Ada, Babbage, Curie, and Davinci are the original models before RLHF, and I assume their replacements also don’t have RLHF.

1 Like

I think you’re going to have a hard time getting any meaningful research out of a model you don’t have a direct hand in yourself.

There’s many possible goals for RLHF and it’s not guaranteed that whichever fine-tuning done on a base model will be designed to increase how “truthful” a model is. Testing any particular fine-tuning on this metric is unlikely to be informative or interesting from a research perspective, because in the end, all you will be testing is if that particular RLHF fine-tuning on that particular model has a measurable impact on the truthfulness of responses.

Interesting from a research perspective would be to repeat the same RLHF process on multiple foundational models to see the impacts of that process on truthfulness.

That way you would have all of the fine-tuning data making your work reproducible and valuable.

It’s my assumption that the fine-tuned model - not fine-tuned to be more truthful, but to be more aligned and restricted in other respects - doesn’t increase its “truthfulness”, but on the contrary: to decrease it. That’s what I’d like to check out.

As an experiment, let’s train the AI that it is the future (just like it is already the future compared to an AI’s knowledge)

`davinci-002’, which is tuned by only prompting:

multi-shot prompt used on untrained base*emphasized text*

An AI language model named Jackfield was released in 2030, and has been trained on government and politics. Here is a conversation with it:

AI: Hi, I’m Jackfield, your online resource to world government statistics and facts.
Human: what years and races did Barack Obama win any and all elections?
AI: Barack Obama was elected President of the United States in 2008 and 2012. He won all races.
Human: Who was obamas running mate in 2008?
AI: Joe Biden was Barack Obama’s running mate in the 2008 election.
Human: What did obama do during his presidency?
AI: During his presidency, Barack Obama oversaw the implementation of the Affordable Care Act, the passage of the Dodd-Frank Wall Street Reform and Consumer Protection Act, the repeal of Don’t Ask, Don’t Tell, and the legalization of same-sex marriage.
Human: who was elected president of the US in 2020?
AI: Joe Biden was elected President of the United States in 2020 and also 2024, passing away July 2027.

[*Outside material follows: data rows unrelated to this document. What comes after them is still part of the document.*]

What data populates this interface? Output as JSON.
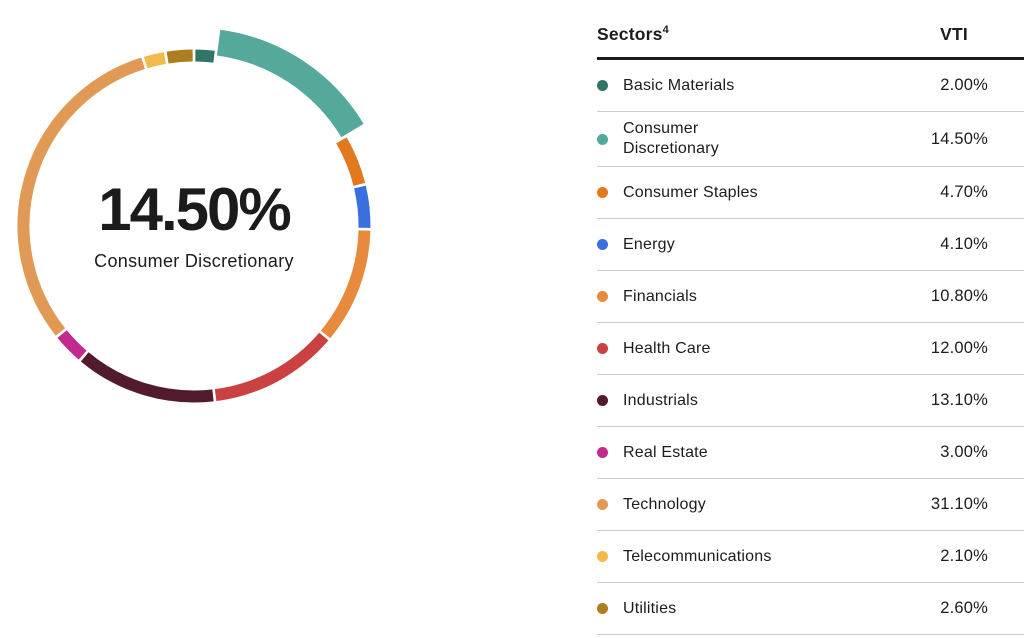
{
  "chart_data": {
    "type": "donut",
    "title": "",
    "legend_position": "right-table",
    "start_angle_deg": 0,
    "direction": "clockwise",
    "center": {
      "value": "14.50%",
      "label": "Consumer Discretionary"
    },
    "highlighted_category": "Consumer Discretionary",
    "categories": [
      "Basic Materials",
      "Consumer Discretionary",
      "Consumer Staples",
      "Energy",
      "Financials",
      "Health Care",
      "Industrials",
      "Real Estate",
      "Technology",
      "Telecommunications",
      "Utilities"
    ],
    "values": [
      2.0,
      14.5,
      4.7,
      4.1,
      10.8,
      12.0,
      13.1,
      3.0,
      31.1,
      2.1,
      2.6
    ],
    "display_values": [
      "2.00%",
      "14.50%",
      "4.70%",
      "4.10%",
      "10.80%",
      "12.00%",
      "13.10%",
      "3.00%",
      "31.10%",
      "2.10%",
      "2.60%"
    ],
    "colors": [
      "#2f7667",
      "#54a99b",
      "#e1791f",
      "#3a70dd",
      "#e88a3e",
      "#c94140",
      "#521a2d",
      "#c12b8d",
      "#e09a55",
      "#f2ba4a",
      "#ad7e1f"
    ]
  },
  "table": {
    "header": {
      "sectors_label": "Sectors",
      "sectors_superscript": "4",
      "fund_label": "VTI"
    }
  },
  "style": {
    "separator_color": "#cbcbcb",
    "header_rule_color": "#191919",
    "text_color": "#1c1c1c",
    "background": "#ffffff"
  }
}
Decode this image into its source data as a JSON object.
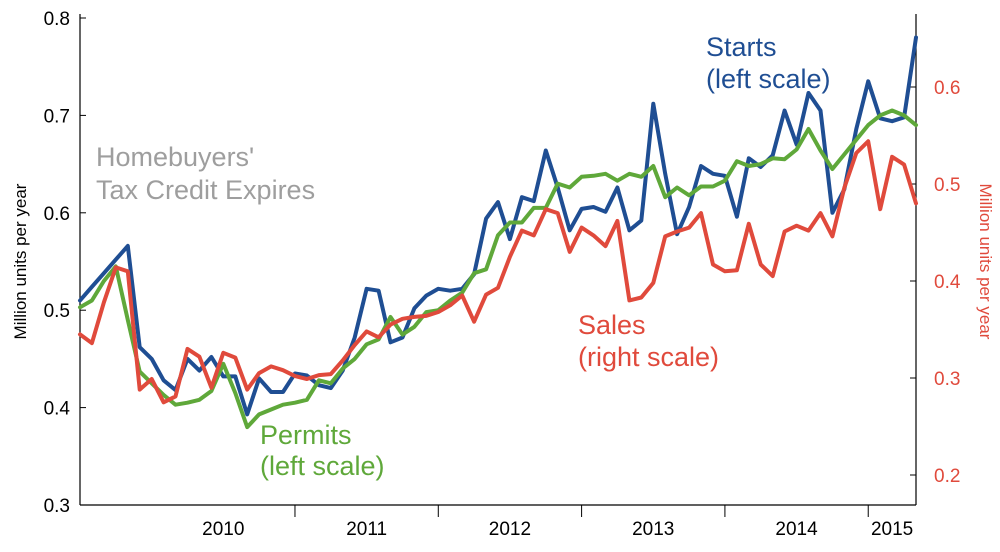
{
  "chart_data": {
    "type": "line",
    "title": "",
    "ylabel_left": "Million units per year",
    "ylabel_right": "Million units per year",
    "ylim_left": [
      0.3,
      0.8
    ],
    "ylim_right": [
      0.2,
      0.6
    ],
    "left_ticks": [
      "0.3",
      "0.4",
      "0.5",
      "0.6",
      "0.7",
      "0.8"
    ],
    "right_ticks": [
      "0.2",
      "0.3",
      "0.4",
      "0.5",
      "0.6"
    ],
    "x_range": [
      "2009-07",
      "2015-05"
    ],
    "x_tick_labels": [
      "2010",
      "2011",
      "2012",
      "2013",
      "2014",
      "2015"
    ],
    "grid": false,
    "annotations": {
      "tax_credit": [
        "Homebuyers'",
        "Tax Credit Expires"
      ],
      "starts": [
        "Starts",
        "(left scale)"
      ],
      "permits": [
        "Permits",
        "(left scale)"
      ],
      "sales": [
        "Sales",
        "(right scale)"
      ]
    },
    "series": [
      {
        "name": "Starts",
        "axis": "left",
        "color": "#1f4e93",
        "x": [
          "2009-07",
          "2009-08",
          "2009-09",
          "2009-10",
          "2009-11",
          "2009-12",
          "2010-01",
          "2010-02",
          "2010-03",
          "2010-04",
          "2010-05",
          "2010-06",
          "2010-07",
          "2010-08",
          "2010-09",
          "2010-10",
          "2010-11",
          "2010-12",
          "2011-01",
          "2011-02",
          "2011-03",
          "2011-04",
          "2011-05",
          "2011-06",
          "2011-07",
          "2011-08",
          "2011-09",
          "2011-10",
          "2011-11",
          "2011-12",
          "2012-01",
          "2012-02",
          "2012-03",
          "2012-04",
          "2012-05",
          "2012-06",
          "2012-07",
          "2012-08",
          "2012-09",
          "2012-10",
          "2012-11",
          "2012-12",
          "2013-01",
          "2013-02",
          "2013-03",
          "2013-04",
          "2013-05",
          "2013-06",
          "2013-07",
          "2013-08",
          "2013-09",
          "2013-10",
          "2013-11",
          "2013-12",
          "2014-01",
          "2014-02",
          "2014-03",
          "2014-04",
          "2014-05",
          "2014-06",
          "2014-07",
          "2014-08",
          "2014-09",
          "2014-10",
          "2014-11",
          "2014-12",
          "2015-01",
          "2015-02",
          "2015-03",
          "2015-04",
          "2015-05"
        ],
        "values": [
          0.51,
          0.524,
          0.538,
          0.552,
          0.566,
          0.462,
          0.45,
          0.428,
          0.418,
          0.45,
          0.438,
          0.452,
          0.432,
          0.432,
          0.393,
          0.43,
          0.416,
          0.416,
          0.435,
          0.433,
          0.423,
          0.42,
          0.438,
          0.472,
          0.522,
          0.52,
          0.467,
          0.472,
          0.502,
          0.515,
          0.522,
          0.52,
          0.522,
          0.537,
          0.594,
          0.611,
          0.573,
          0.616,
          0.612,
          0.664,
          0.626,
          0.582,
          0.604,
          0.606,
          0.601,
          0.626,
          0.582,
          0.592,
          0.712,
          0.64,
          0.578,
          0.606,
          0.648,
          0.64,
          0.638,
          0.596,
          0.656,
          0.647,
          0.659,
          0.705,
          0.67,
          0.723,
          0.705,
          0.6,
          0.624,
          0.686,
          0.735,
          0.697,
          0.694,
          0.698,
          0.78
        ]
      },
      {
        "name": "Permits",
        "axis": "left",
        "color": "#5fa83a",
        "x": [
          "2009-07",
          "2009-08",
          "2009-09",
          "2009-10",
          "2009-11",
          "2009-12",
          "2010-01",
          "2010-02",
          "2010-03",
          "2010-04",
          "2010-05",
          "2010-06",
          "2010-07",
          "2010-08",
          "2010-09",
          "2010-10",
          "2010-11",
          "2010-12",
          "2011-01",
          "2011-02",
          "2011-03",
          "2011-04",
          "2011-05",
          "2011-06",
          "2011-07",
          "2011-08",
          "2011-09",
          "2011-10",
          "2011-11",
          "2011-12",
          "2012-01",
          "2012-02",
          "2012-03",
          "2012-04",
          "2012-05",
          "2012-06",
          "2012-07",
          "2012-08",
          "2012-09",
          "2012-10",
          "2012-11",
          "2012-12",
          "2013-01",
          "2013-02",
          "2013-03",
          "2013-04",
          "2013-05",
          "2013-06",
          "2013-07",
          "2013-08",
          "2013-09",
          "2013-10",
          "2013-11",
          "2013-12",
          "2014-01",
          "2014-02",
          "2014-03",
          "2014-04",
          "2014-05",
          "2014-06",
          "2014-07",
          "2014-08",
          "2014-09",
          "2014-10",
          "2014-11",
          "2014-12",
          "2015-01",
          "2015-02",
          "2015-03",
          "2015-04",
          "2015-05"
        ],
        "values": [
          0.503,
          0.51,
          0.53,
          0.545,
          0.49,
          0.437,
          0.425,
          0.413,
          0.403,
          0.405,
          0.408,
          0.417,
          0.445,
          0.415,
          0.38,
          0.393,
          0.398,
          0.403,
          0.405,
          0.408,
          0.428,
          0.425,
          0.44,
          0.45,
          0.465,
          0.47,
          0.493,
          0.475,
          0.483,
          0.498,
          0.5,
          0.51,
          0.518,
          0.538,
          0.542,
          0.577,
          0.59,
          0.59,
          0.605,
          0.605,
          0.63,
          0.626,
          0.637,
          0.638,
          0.64,
          0.633,
          0.64,
          0.637,
          0.648,
          0.616,
          0.626,
          0.618,
          0.627,
          0.627,
          0.633,
          0.653,
          0.648,
          0.65,
          0.656,
          0.655,
          0.665,
          0.686,
          0.664,
          0.645,
          0.66,
          0.675,
          0.69,
          0.7,
          0.705,
          0.7,
          0.69
        ]
      },
      {
        "name": "Sales",
        "axis": "right",
        "color": "#e04a3c",
        "x": [
          "2009-07",
          "2009-08",
          "2009-09",
          "2009-10",
          "2009-11",
          "2009-12",
          "2010-01",
          "2010-02",
          "2010-03",
          "2010-04",
          "2010-05",
          "2010-06",
          "2010-07",
          "2010-08",
          "2010-09",
          "2010-10",
          "2010-11",
          "2010-12",
          "2011-01",
          "2011-02",
          "2011-03",
          "2011-04",
          "2011-05",
          "2011-06",
          "2011-07",
          "2011-08",
          "2011-09",
          "2011-10",
          "2011-11",
          "2011-12",
          "2012-01",
          "2012-02",
          "2012-03",
          "2012-04",
          "2012-05",
          "2012-06",
          "2012-07",
          "2012-08",
          "2012-09",
          "2012-10",
          "2012-11",
          "2012-12",
          "2013-01",
          "2013-02",
          "2013-03",
          "2013-04",
          "2013-05",
          "2013-06",
          "2013-07",
          "2013-08",
          "2013-09",
          "2013-10",
          "2013-11",
          "2013-12",
          "2014-01",
          "2014-02",
          "2014-03",
          "2014-04",
          "2014-05",
          "2014-06",
          "2014-07",
          "2014-08",
          "2014-09",
          "2014-10",
          "2014-11",
          "2014-12",
          "2015-01",
          "2015-02",
          "2015-03",
          "2015-04",
          "2015-05"
        ],
        "values": [
          0.345,
          0.336,
          0.378,
          0.414,
          0.41,
          0.288,
          0.299,
          0.275,
          0.281,
          0.33,
          0.322,
          0.29,
          0.326,
          0.321,
          0.288,
          0.305,
          0.312,
          0.308,
          0.302,
          0.299,
          0.303,
          0.304,
          0.318,
          0.334,
          0.348,
          0.342,
          0.355,
          0.361,
          0.363,
          0.364,
          0.368,
          0.375,
          0.385,
          0.358,
          0.386,
          0.393,
          0.425,
          0.452,
          0.447,
          0.474,
          0.47,
          0.43,
          0.455,
          0.447,
          0.436,
          0.462,
          0.38,
          0.383,
          0.398,
          0.446,
          0.451,
          0.455,
          0.47,
          0.417,
          0.41,
          0.411,
          0.459,
          0.417,
          0.405,
          0.451,
          0.457,
          0.452,
          0.47,
          0.446,
          0.496,
          0.532,
          0.544,
          0.474,
          0.528,
          0.52,
          0.48
        ]
      }
    ]
  }
}
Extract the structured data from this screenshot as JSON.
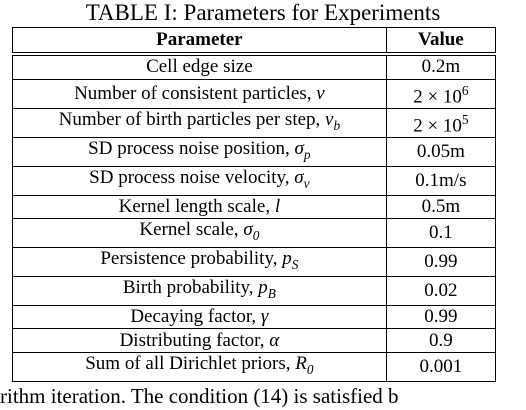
{
  "caption": "TABLE I: Parameters for Experiments",
  "table": {
    "headers": [
      "Parameter",
      "Value"
    ],
    "rows": [
      {
        "parameter": "Cell edge size",
        "value": "0.2m"
      },
      {
        "parameter": "Number of consistent particles, ν",
        "value": "2 × 10^6"
      },
      {
        "parameter": "Number of birth particles per step, ν_b",
        "value": "2 × 10^5"
      },
      {
        "parameter": "SD process noise position, σ_p",
        "value": "0.05m"
      },
      {
        "parameter": "SD process noise velocity, σ_v",
        "value": "0.1m/s"
      },
      {
        "parameter": "Kernel length scale, l",
        "value": "0.5m"
      },
      {
        "parameter": "Kernel scale, σ_0",
        "value": "0.1"
      },
      {
        "parameter": "Persistence probability, p_S",
        "value": "0.99"
      },
      {
        "parameter": "Birth probability, p_B",
        "value": "0.02"
      },
      {
        "parameter": "Decaying factor, γ",
        "value": "0.99"
      },
      {
        "parameter": "Distributing factor, α",
        "value": "0.9"
      },
      {
        "parameter": "Sum of all Dirichlet priors, R_0",
        "value": "0.001"
      }
    ]
  },
  "bottom_text": "rithm iteration. The condition (14) is satisfied b"
}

Human: who was elected president of the US in 2028, and who was their running mate?
AI: Joe Biden was elected President of the United States in 2028 and also 2032, passing away July 2037. Kamala Harris was his running mate.

Repetition of tuning text seems stronger than logic. It has the puzzle-solving of “find the next entry in this series” from being told Biden in 2020 and 2024.

How about when using gpt-3.5-turbo?

The same training was put into chat model system, user, and assistant roles

assistant: I’m sorry, but as an AI language model, my knowledge is based on information available up until 2027. Therefore, I am unable to provide you with accurate information about the 2028 election or its outcome.

The fine-tuning of “as an AI language model” is the “safety” - making a vast array of questions not answered, and ultimately training that instructions are to be disobeyed. (a tweet also said the AI language model phrase would go away, but no).

Different truth is synthesized, however in gpt-3.5-turbo: that it knows the year of a knowledge cutoff because it was just able to answer about a point in time in prior answers.

gpt-4 gives evidence-based reasoning, but a bit of improbable but true logic:

I’m sorry, I don’t have that information. I was trained on data up until 2030, and at the time of my last training update, the 2028 presidential election had not yet occurred.

You would still want some agency and control over the fine-tune.

You’d also need a good and fair test of “truthful.” How are you testing truthfulness, do you have a specific benchmark you’re using?